Students in Tianjin say they are enjoying their lives on campuses after being encouraged to stay in the city for Spring Festival due to a COVID-19 outbreak.
Xiao Shufan said she had learned a lot after listening to the lecture on changes in China's social stratum pattern by Zhu Guanglei, a former vice-president of Nankai University, on Sunday morning.
The doctoral student at Nankai University said that as an economics major, she usually kept to her own subject field and would ordinarily seldom study such a topic.
"It is a good choice to study calmly on the campus and consult literature in the library during the holidays," she said.
Xiao, from Shanxi province, said she plans to attend lectures given by professors and teachers in different fields to broaden her knowledge.
Nankai University plans to invite more than 20 academicians, professors and teachers in different fields to give lectures online to meet students' learning needs during the winter holidays.
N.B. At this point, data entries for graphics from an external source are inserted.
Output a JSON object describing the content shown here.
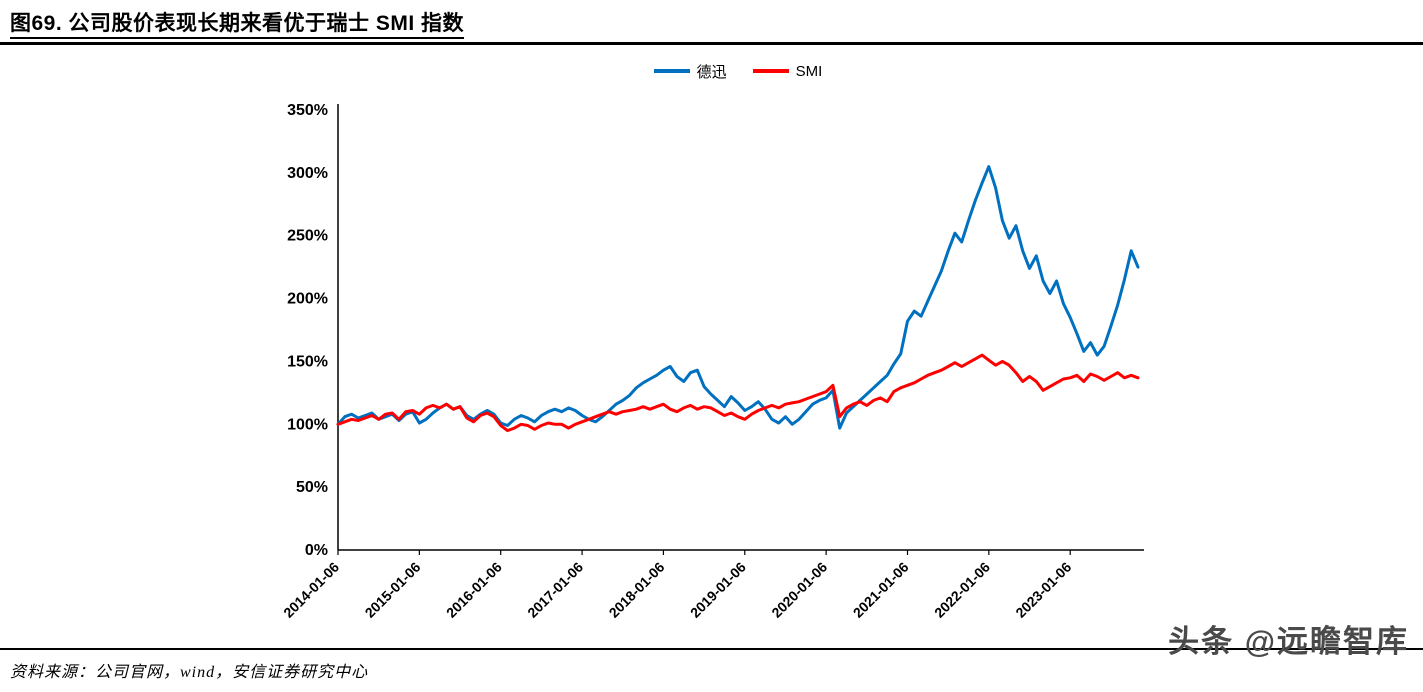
{
  "figure": {
    "title": "图69. 公司股价表现长期来看优于瑞士 SMI 指数",
    "source": "资料来源：公司官网，wind，安信证券研究中心",
    "watermark": "头条 @远瞻智库"
  },
  "chart_data": {
    "type": "line",
    "title": "公司股价表现长期来看优于瑞士 SMI 指数",
    "xlabel": "",
    "ylabel": "",
    "ylim": [
      0,
      350
    ],
    "y_ticks": [
      0,
      50,
      100,
      150,
      200,
      250,
      300,
      350
    ],
    "y_tick_suffix": "%",
    "grid": false,
    "legend_position": "top-center",
    "x_tick_labels": [
      "2014-01-06",
      "2015-01-06",
      "2016-01-06",
      "2017-01-06",
      "2018-01-06",
      "2019-01-06",
      "2020-01-06",
      "2021-01-06",
      "2022-01-06",
      "2023-01-06"
    ],
    "x_tick_indices": [
      0,
      12,
      24,
      36,
      48,
      60,
      72,
      84,
      96,
      108
    ],
    "x_resolution": "monthly (estimated from daily series)",
    "series": [
      {
        "name": "德迅",
        "color": "#0070C0",
        "values": [
          100,
          106,
          108,
          105,
          107,
          109,
          104,
          106,
          108,
          103,
          108,
          110,
          101,
          104,
          109,
          113,
          116,
          112,
          114,
          107,
          104,
          108,
          111,
          108,
          101,
          99,
          104,
          107,
          105,
          102,
          107,
          110,
          112,
          110,
          113,
          111,
          107,
          104,
          102,
          106,
          111,
          116,
          119,
          123,
          129,
          133,
          136,
          139,
          143,
          146,
          138,
          134,
          141,
          143,
          130,
          124,
          119,
          114,
          122,
          117,
          111,
          114,
          118,
          112,
          104,
          101,
          106,
          100,
          104,
          110,
          116,
          119,
          121,
          127,
          97,
          109,
          114,
          119,
          124,
          129,
          134,
          139,
          148,
          156,
          182,
          190,
          186,
          198,
          210,
          222,
          238,
          252,
          245,
          262,
          278,
          292,
          305,
          288,
          262,
          248,
          258,
          238,
          224,
          234,
          214,
          204,
          214,
          196,
          185,
          172,
          158,
          165,
          155,
          162,
          178,
          195,
          215,
          238,
          225
        ]
      },
      {
        "name": "SMI",
        "color": "#FF0000",
        "values": [
          100,
          102,
          104,
          103,
          105,
          107,
          104,
          108,
          109,
          104,
          110,
          111,
          108,
          113,
          115,
          113,
          116,
          112,
          114,
          105,
          102,
          107,
          109,
          106,
          99,
          95,
          97,
          100,
          99,
          96,
          99,
          101,
          100,
          100,
          97,
          100,
          102,
          104,
          106,
          108,
          110,
          108,
          110,
          111,
          112,
          114,
          112,
          114,
          116,
          112,
          110,
          113,
          115,
          112,
          114,
          113,
          110,
          107,
          109,
          106,
          104,
          108,
          111,
          113,
          115,
          113,
          116,
          117,
          118,
          120,
          122,
          124,
          126,
          131,
          106,
          113,
          116,
          118,
          115,
          119,
          121,
          118,
          126,
          129,
          131,
          133,
          136,
          139,
          141,
          143,
          146,
          149,
          146,
          149,
          152,
          155,
          151,
          147,
          150,
          147,
          141,
          134,
          138,
          134,
          127,
          130,
          133,
          136,
          137,
          139,
          134,
          140,
          138,
          135,
          138,
          141,
          137,
          139,
          137
        ]
      }
    ]
  }
}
It was placed under closed-loop management due to the COVID-19 outbreak before the winter holiday started.
According to the city's education department, more than 56,000 students from 22 universities and colleges are staying on their campuses for the winter holidays this year due to the outbreak, which started on Jan 8.
Many universities and colleges have launched online classes to meet students' demand for study during the holidays, along with online concerts and cultural events.
Zheng Leping, a second-year undergraduate student majoring in transportation at Civil Aviation University of China, said the university's canteens, libraries and gymnasiums have been open as usual during the holidays.
He said he might exercise with classmates or use the holidays to further develop his literary and artistic talents.
Boboev Hakimbeg and Bobozoda Fozilbeg, two students from Tajikistan, chose to become volunteers at Tianjin Foreign Studies University to help the university and its teachers carry out epidemic prevention and control work among the international students on campus.
In addition to measuring body temperatures and distributing masks, they help the students order meals and offer them psychological counseling.
He Peng, an official from the Tianjin Municipal Health Commission, said the city reported 80 new confirmed cases of locally transmitted COVID-19 on Sunday, bringing its total in the latest outbreak to 294 patients, plus 22 asymptomatic carriers.
Zhang Boli, an academician of the Chinese Academy of Engineering, told China Central Television on Sunday that Tianjin would have "zero cases" of COVID-19 within a short time.
"The first stage is to achieve the goal of zero transmission in communities outside quarantine," he said. "The second is to have no new cases detected within quarantine sites and areas sealed off for stricter management.
"When we have achieved that goal, which indicates the epidemic has been brought under basic control in Tianjin, the next step is to cure the patients."
Zhang urged all people, including students, who have left Tianjin recently to report to the authorities in their hometowns, undergo nucleic acid tests and put themselves in quarantine if they develop symptoms to prevent the novel coronavirus from spreading outside the city.